Sore back: when to see your doctor
Backaches have a myriad of causes, but the majority of back problems are the result of excessive flexing of the spine, not spinal disc disease. The most common problems involve the over use of muscles and ligaments. Treat a sore muscle with ice packs for no more than 20 minutes followed by a heat source. Do this three to four times a day for the first 36-48 hours. For serious pulled muscles your doctor may prescribe anti-inflammatory drugs, pain medication and rest.
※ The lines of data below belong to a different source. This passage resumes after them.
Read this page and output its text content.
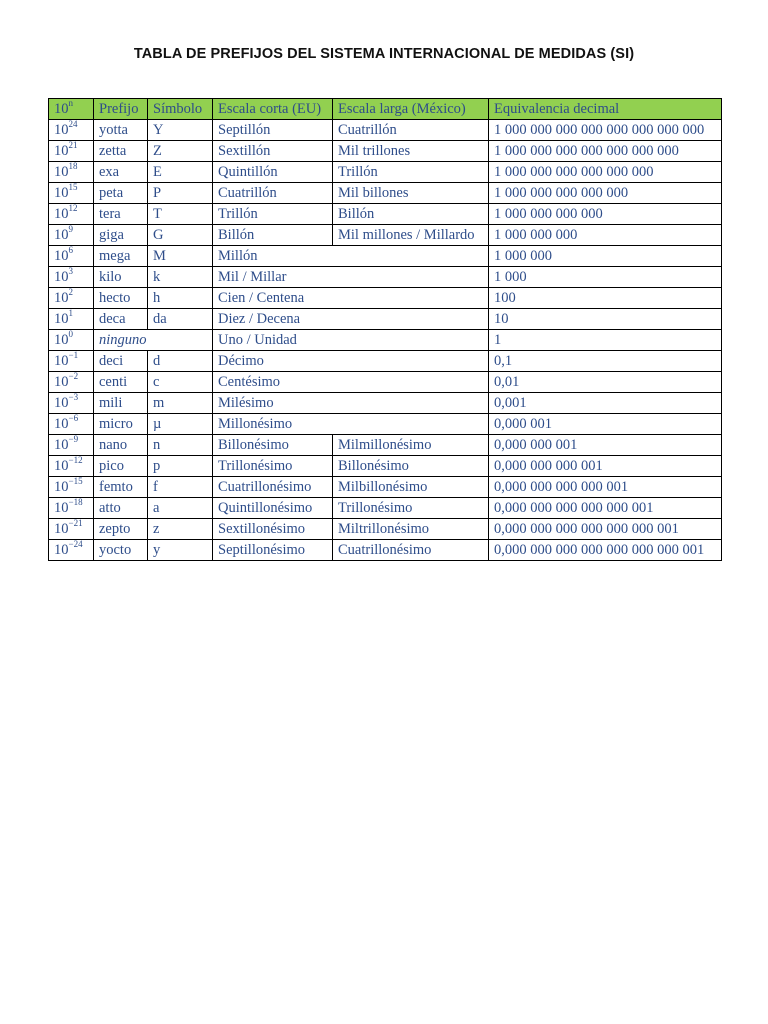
TABLA DE PREFIJOS DEL SISTEMA INTERNACIONAL DE MEDIDAS (SI)
10$^n$	Prefijo	Símbolo	Escala corta (EU)	Escala larga (México)	Equivalencia decimal
$10^{24}$	yotta	Y	Septillón	Cuatrillón	1 000 000 000 000 000 000 000 000
$10^{21}$	zetta	Z	Sextillón	Mil trillones	1 000 000 000 000 000 000 000
$10^{18}$	exa	E	Quintillón	Trillón	1 000 000 000 000 000 000
$10^{15}$	peta	P	Cuatrillón	Mil billones	1 000 000 000 000 000
$10^{12}$	tera	T	Trillón	Billón	1 000 000 000 000
$10^9$	giga	G	Billón	Mil millones / Millardo	1 000 000 000
$10^6$	mega	M	Millón		1 000 000
$10^3$	kilo	k	Mil / Millar		1 000
$10^2$	hecto	h	Cien / Centena		100
$10^1$	deca	da	Diez / Decena		10
$10^0$	ninguno		Uno / Unidad		1
$10^{-1}$	deci	d	Décimo		0,1
$10^{-2}$	centi	c	Centésimo		0,01
$10^{-3}$	mili	m	Milésimo		0,001
$10^{-6}$	micro	µ	Millonésimo		0,000 001
$10^{-9}$	nano	n	Billonésimo	Milmillonésimo	0,000 000 001
$10^{-12}$	pico	p	Trillonésimo	Billonésimo	0,000 000 000 001
$10^{-15}$	femto	f	Cuatrillonésimo	Milbillonésimo	0,000 000 000 000 001
$10^{-18}$	atto	a	Quintillonésimo	Trillonésimo	0,000 000 000 000 000 001
$10^{-21}$	zepto	z	Sextillonésimo	Miltrillonésimo	0,000 000 000 000 000 000 001
$10^{-24}$	yocto	y	Septillonésimo	Cuatrillonésimo	0,000 000 000 000 000 000 000 001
Other serious causes of backaches include: birth defects, poor posture and accidents. If you find yourself listing to one side when you walk you could have scoliosis, a painful curvature of the spine. Persons may not be aware of this condition until they approach middle age and find themselves walking hunched over. Treatment for this infirmity ranges from “do nothing” to fusion of discs and insertion of rods along the spine.
One common cause of neck pain is whiplash caused by flexing the neck beyond its limits in an accident. If you experience violent pain when you move your neck or have muscle spasms along your spine, see a doctor. You could have a slipped, (herniated) disc.
Discs may also herniate in other parts of the spine, most commonly the lower lumbar region. The herniation can cause pain to radiate down your leg. Depending on the results of the physical examination and the severity of your condition, your doctor may offer you two forms of treatment. One is “conservative therapy,” which includes bed rest, pain medication, and physiotherapy. If conservative therapy doesn’t bring relief, surgical procedures may be the next option.
Remember, unrelieved pain has an enormous psychological effect on you. Extreme discomfort can lead to irritability, loss of sleep and lack of activity. For chronic pain (pain that lasts for more than six months) that cannot be remedied by medical or chiropractic treatment, your physician may recommend a pain management specialist. Check your local phone directory’s Yellow Pages under pain management or type these words into your computer’s search engine. These pain centers use various methods such as relaxation techniques, exercise, nutrition, self-awareness and family involvement.